With electronic health record (EHR) systems and the growing adoption of wearables, biosensors and remote patient monitoring (RPM) devices, the healthcare sector’s ability to capture, store and analyze health-related data has increased dramatically.
Because today’s healthcare providers, payers and clinical researchers have access to large volumes of data, the desire to extract value from it is only natural. After all, such data has the potential to allow researchers to not only better design and conduct clinical trials but also answer valuable research questions that were previously infeasible.

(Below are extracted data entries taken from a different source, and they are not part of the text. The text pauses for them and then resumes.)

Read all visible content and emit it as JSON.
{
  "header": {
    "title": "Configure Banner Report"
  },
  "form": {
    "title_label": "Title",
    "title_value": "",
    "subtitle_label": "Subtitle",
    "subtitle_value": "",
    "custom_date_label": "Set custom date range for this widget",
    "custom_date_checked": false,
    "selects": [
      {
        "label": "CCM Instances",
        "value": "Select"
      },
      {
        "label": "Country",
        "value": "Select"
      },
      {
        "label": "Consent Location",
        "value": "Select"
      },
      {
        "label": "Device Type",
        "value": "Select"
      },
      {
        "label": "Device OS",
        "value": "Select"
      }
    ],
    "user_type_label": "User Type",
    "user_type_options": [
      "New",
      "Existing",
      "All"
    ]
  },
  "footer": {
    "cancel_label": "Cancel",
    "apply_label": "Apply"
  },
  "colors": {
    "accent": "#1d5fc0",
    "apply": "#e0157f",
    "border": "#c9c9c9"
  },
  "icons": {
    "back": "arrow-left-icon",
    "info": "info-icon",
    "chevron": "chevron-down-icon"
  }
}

The 21st Century Cures Act cites electronic health record (EHR) and insurance claims data to support regulatory decision-making. As such, there is growing interest in leveraging previously unused reserves of both structured and unstructured healthcare data. The potential for scale is enormous as billions of health records exist, covering vast numbers of patient encounters across the globe. The evidence that these records contain may be more relevant and representative than what’s produced by many clinical trials.
However, extracting usable RWE from many EHR systems poses both technical and practical challenges. There are a wide array of EHR solutions on the market today (over 500 different products are available in the U.S. alone), and not all are compatible or interoperable with other platforms. This means that there will be inherent variability in how health records are organized, and which fields are included—variability that can make it challenging to conduct reliable and consistent analysis.
Further, healthcare providers may record information differently. They may use inconsistent coding so that what one physician describes as a “heart attack,” another may call a “myocardial infarction.” Finally, gold-standard measures such as clinician-reported outcomes may be absent from both EHR and claims data.
Interestingly, specialty-specific EHRs represent one possible solution to address some of the aforementioned challenges, especially when applied on a smaller scale. These specialty specific EHRs can be further augmented with prospective data collection, including direct-to-patient measures such as patient-reported outcomes (PROs).
Finally, claims data can provide yet another dimension of information and is widely used in health economics and outcomes research to better understand aspects of medication adherence and healthcare resource utilization. While this type of data may be limited to providing demographic, procedural or pharmacy script data, linking or combining data sets offers a strategic benefit of expanded patient insights.